Он описывает ночь века. Повсюду, в Европе и в Америке, народ томится под пятой тирании. Поэт говорит о раздавленной Польше, о Риме, томящемся под игом королей и пап, о Греции, которая ожидает нового Байрона, в то время как —

…лишил Наполеон народ И голоса и всех свобод.

Он говорит о Венгрии, которая выглядит трупом, вспоминает Кошута, который скрывается в изгнании; говорит о Мексике, находящейся под испанским владычеством, о мексиканском народе — «великом, независимом сыне свободы и солнца», который слышит голос индейца Хуареса, говорящего ему: «Жди рассвета!»

Да, черной была эта ночь века. Гнет подавляет свободу в Европе и в Америке. Но не только об этом говорит молодой поэт в зале факультета под воодушевляющие восклицания студентов и негодующие крики преподавателей. Он говорит также о грядущей заре, о «солнце свобод». Говорит, что рабы могут стать храбрыми борцами, и поучает тех, кому в будущем предстоит издавать законы: «Воздвигни новый храм, однако не такой, который угнетал бы народ, но такой, который стал бы ему пьедесталом». Он поучает, что народ, и только он, вечен и является властелином. «Не попирайте народа-короля». Ибо, продолжает он, закон, который направлен против народа и создан, чтобы служить немногим ценою крови многих, такой закон не может долго существовать. «Народ разрушит ваш закон», если этот закон душит свободу.

Факультет поражен словами этого юноши. Красотой его стихов, истиной его утверждений.
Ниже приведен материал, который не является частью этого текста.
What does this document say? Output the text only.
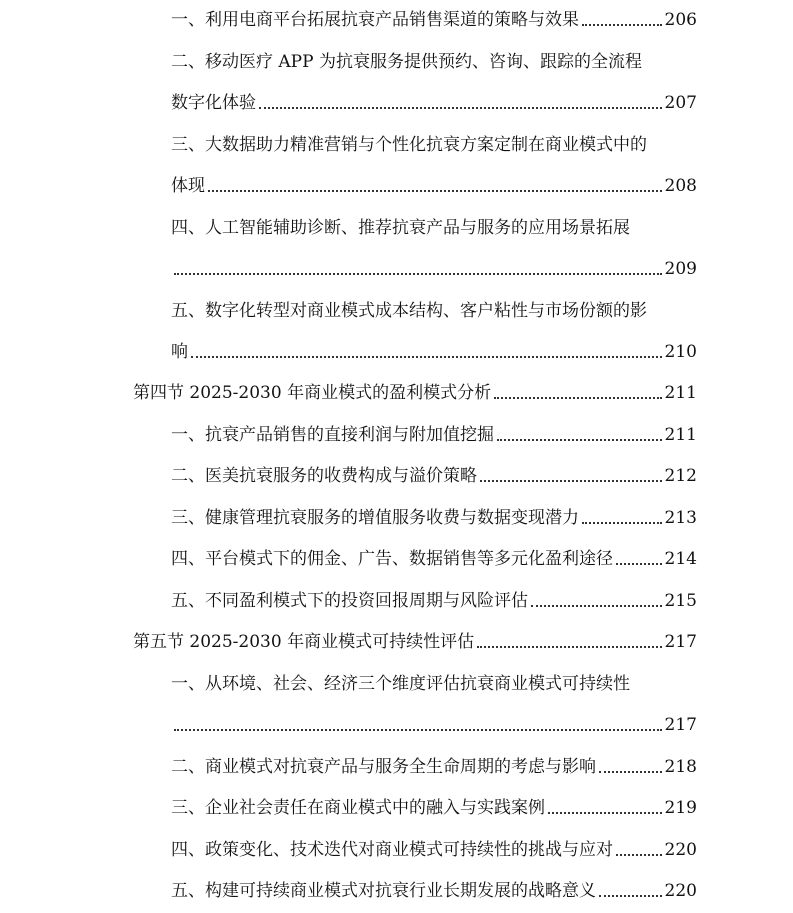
一、利用电商平台拓展抗衰产品销售渠道的策略与效果	206
二、移动医疗 APP 为抗衰服务提供预约、咨询、跟踪的全流程
数字化体验	207
三、大数据助力精准营销与个性化抗衰方案定制在商业模式中的
体现	208
四、人工智能辅助诊断、推荐抗衰产品与服务的应用场景拓展
209
五、数字化转型对商业模式成本结构、客户粘性与市场份额的影
响	210
第四节 2025-2030 年商业模式的盈利模式分析	211
一、抗衰产品销售的直接利润与附加值挖掘	211
二、医美抗衰服务的收费构成与溢价策略	212
三、健康管理抗衰服务的增值服务收费与数据变现潜力	213
四、平台模式下的佣金、广告、数据销售等多元化盈利途径	214
五、不同盈利模式下的投资回报周期与风险评估	215
第五节 2025-2030 年商业模式可持续性评估	217
一、从环境、社会、经济三个维度评估抗衰商业模式可持续性
217
二、商业模式对抗衰产品与服务全生命周期的考虑与影响	218
三、企业社会责任在商业模式中的融入与实践案例	219
四、政策变化、技术迭代对商业模式可持续性的挑战与应对	220
五、构建可持续商业模式对抗衰行业长期发展的战略意义	220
Аплодисментам, похоже, нет конца. Преподаватели и аристократы не аплодируют. Пламенные слова поэта зажигают пожар, который распространится по улицам и городам, по всей стране. Эти слова в один прекрасный день приведут к освобождению от рабства, рождению республики.

Преподаватели шокированы, студенты аплодируют, как никогда — не аплодировали раньше, ибо сейчас Кастро Алвес восклицает:

Скипетр папский и тиару Отправляйте прямо в печь! Пурпур мантий пусть прикроет Наготу бедняцких плеч!

И под конец он преподносит урок героизма, учит их мужественно умирать, потому что, «кто падает славно в борьбе, попадает в объятья истории».

Огромное здание сотрясается от вибрации этого голоса, который здесь слышат впервые. Никогда ничей голос не звучал так в этих стенах, никогда из этих окон не вырывалось на улицу эхо таких слов. В этот августовский день случилось нечто необычное.

То было в августе, подруга. В августе молодежь обрела Кастро Алвеса, своего вожака и лидера. Она последовала за ним и никогда больше не покидала его. С тех пор, подруга, с того далекого августовского дня все мы последовали за ним — и те, кто был юношами тогда, и те, кто юноши сегодня.

Пока существует свет и мрак, тирания и свобода, он будет нашим глашатаем и вожаком, идущим впереди и прокладывающим нам путь.

ГЛАВА 9

О белый домик при дороге,

Любви, поэзии приют…


«Век» и большую часть «Рабов», книги для брата негра, свои поэмы страдания и гнева, он написал в предместье Ресифе — Санто-Амаро, в белом домике, скрытом среди цветов на улице Лимы. Женщина, первая из тех, что поддались искушению его любви и отдали ему тело и душу, заполнила собою этот домик, подруга. Ее звали Идалина, она была прекрасна, у нее были нежные глаза и мягкий голос. Она любила в лунные ночи петь поэту сентиментальные баркаролы. Идалина была первой его возлюбленной.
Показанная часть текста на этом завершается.